Today at the Ontario Labour Relations Board (OLRB), the Ontario Public Service Employees Union (OPSEU) filed an application to become the bargaining agent for thousands of faculty members who teach part-time (six or fewer hours per week), or as sessionals (more than 12 hours per week, on short-term contracts).
"With this application, we are taking a big step towards ending the exploitation of part-time, contract faculty in the colleges," said OPSEU President Warren (Smokey) Thomas. "These highly-qualified workers deliver recognized credit courses at wages and working conditions that are absolutely inferior to the negotiated rate.

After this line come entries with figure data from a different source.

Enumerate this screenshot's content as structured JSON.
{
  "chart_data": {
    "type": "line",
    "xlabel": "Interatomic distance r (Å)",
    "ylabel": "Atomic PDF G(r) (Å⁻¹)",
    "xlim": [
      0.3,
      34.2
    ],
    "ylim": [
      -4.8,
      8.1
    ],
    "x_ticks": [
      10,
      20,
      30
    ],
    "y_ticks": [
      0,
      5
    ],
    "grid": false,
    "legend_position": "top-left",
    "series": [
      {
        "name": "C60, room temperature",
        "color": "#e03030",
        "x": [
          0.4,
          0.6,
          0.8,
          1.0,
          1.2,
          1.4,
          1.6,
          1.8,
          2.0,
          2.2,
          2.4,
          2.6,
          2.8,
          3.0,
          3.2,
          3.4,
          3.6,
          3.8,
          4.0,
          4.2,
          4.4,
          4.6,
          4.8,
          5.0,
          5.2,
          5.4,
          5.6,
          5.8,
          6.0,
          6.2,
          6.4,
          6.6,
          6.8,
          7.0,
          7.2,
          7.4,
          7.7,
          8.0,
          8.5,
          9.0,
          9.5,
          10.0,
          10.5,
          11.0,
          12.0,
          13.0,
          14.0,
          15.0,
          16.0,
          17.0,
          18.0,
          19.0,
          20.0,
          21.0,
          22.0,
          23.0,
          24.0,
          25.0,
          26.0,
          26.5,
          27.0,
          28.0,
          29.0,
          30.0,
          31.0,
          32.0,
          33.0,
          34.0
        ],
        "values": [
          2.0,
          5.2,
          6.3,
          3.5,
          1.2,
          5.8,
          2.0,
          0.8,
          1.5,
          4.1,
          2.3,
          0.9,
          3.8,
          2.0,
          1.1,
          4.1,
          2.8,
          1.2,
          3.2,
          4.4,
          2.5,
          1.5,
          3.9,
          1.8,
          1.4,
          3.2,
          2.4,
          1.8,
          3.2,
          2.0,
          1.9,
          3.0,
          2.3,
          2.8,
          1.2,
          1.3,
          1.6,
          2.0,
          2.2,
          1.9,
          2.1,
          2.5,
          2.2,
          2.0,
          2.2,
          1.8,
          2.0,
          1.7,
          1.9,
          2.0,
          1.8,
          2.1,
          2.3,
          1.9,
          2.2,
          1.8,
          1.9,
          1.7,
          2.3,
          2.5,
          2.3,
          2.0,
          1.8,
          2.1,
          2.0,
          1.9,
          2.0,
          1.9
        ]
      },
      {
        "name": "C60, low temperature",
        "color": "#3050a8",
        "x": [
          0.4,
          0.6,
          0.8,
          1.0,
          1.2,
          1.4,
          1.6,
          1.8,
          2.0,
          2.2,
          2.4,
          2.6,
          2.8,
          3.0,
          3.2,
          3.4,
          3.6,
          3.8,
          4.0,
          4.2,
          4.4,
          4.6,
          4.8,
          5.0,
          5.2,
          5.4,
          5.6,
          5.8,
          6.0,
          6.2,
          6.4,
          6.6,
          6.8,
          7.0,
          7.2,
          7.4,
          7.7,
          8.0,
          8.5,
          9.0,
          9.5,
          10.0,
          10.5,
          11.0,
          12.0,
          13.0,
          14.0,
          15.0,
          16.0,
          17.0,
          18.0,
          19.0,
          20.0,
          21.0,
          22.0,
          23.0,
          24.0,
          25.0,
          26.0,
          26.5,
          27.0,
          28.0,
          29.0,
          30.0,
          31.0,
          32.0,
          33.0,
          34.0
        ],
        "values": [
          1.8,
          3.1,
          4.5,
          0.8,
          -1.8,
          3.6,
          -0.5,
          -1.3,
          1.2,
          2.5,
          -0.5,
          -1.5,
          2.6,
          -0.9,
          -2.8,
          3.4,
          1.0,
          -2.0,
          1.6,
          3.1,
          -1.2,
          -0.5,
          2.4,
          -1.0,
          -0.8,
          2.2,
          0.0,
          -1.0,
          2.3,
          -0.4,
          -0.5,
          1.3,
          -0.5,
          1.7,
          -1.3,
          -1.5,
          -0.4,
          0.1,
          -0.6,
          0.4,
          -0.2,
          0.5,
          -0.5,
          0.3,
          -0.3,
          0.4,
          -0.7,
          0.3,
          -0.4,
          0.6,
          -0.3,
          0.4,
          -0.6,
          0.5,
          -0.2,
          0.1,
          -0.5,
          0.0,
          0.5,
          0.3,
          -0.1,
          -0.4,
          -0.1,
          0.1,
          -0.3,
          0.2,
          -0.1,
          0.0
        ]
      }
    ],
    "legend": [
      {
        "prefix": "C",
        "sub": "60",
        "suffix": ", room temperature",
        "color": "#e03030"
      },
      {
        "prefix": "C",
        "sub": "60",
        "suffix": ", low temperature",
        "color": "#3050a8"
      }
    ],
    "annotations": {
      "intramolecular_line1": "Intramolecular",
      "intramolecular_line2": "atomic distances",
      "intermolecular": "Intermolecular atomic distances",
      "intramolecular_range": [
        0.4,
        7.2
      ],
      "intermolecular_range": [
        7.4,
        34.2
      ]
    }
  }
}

"In recent weeks, Premier Kathleen Wynne has clearly signalled that the era of employers paying workers less because they are part-time or temporary must come to an end," Thomas said. "I couldn't agree more, and that's why this application is so historic."
RM Kennedy, chair of the College Academic Division of OPSEU, representing full-time faculty, said improving the jobs of contract staff could only be good for education quality overall.
"It's simply not viable to run a modern college system with 70 per cent of the faculty being contract workers who aren't properly compensated and don't know if they'll even be working from one term to the next," Kennedy said. "You can't ensure quality of education without quality wages and working conditions."
The union has asked the OLRB to order a province-wide supervised vote in mid-July.
"Contract faculty have never had a better opportunity to make their voices heard around workplace issues," said Thomas. "Our goal now is to get every single contract faculty member out to vote."
OPSEU already represents all full-time faculty and support staff in Ontario's community colleges.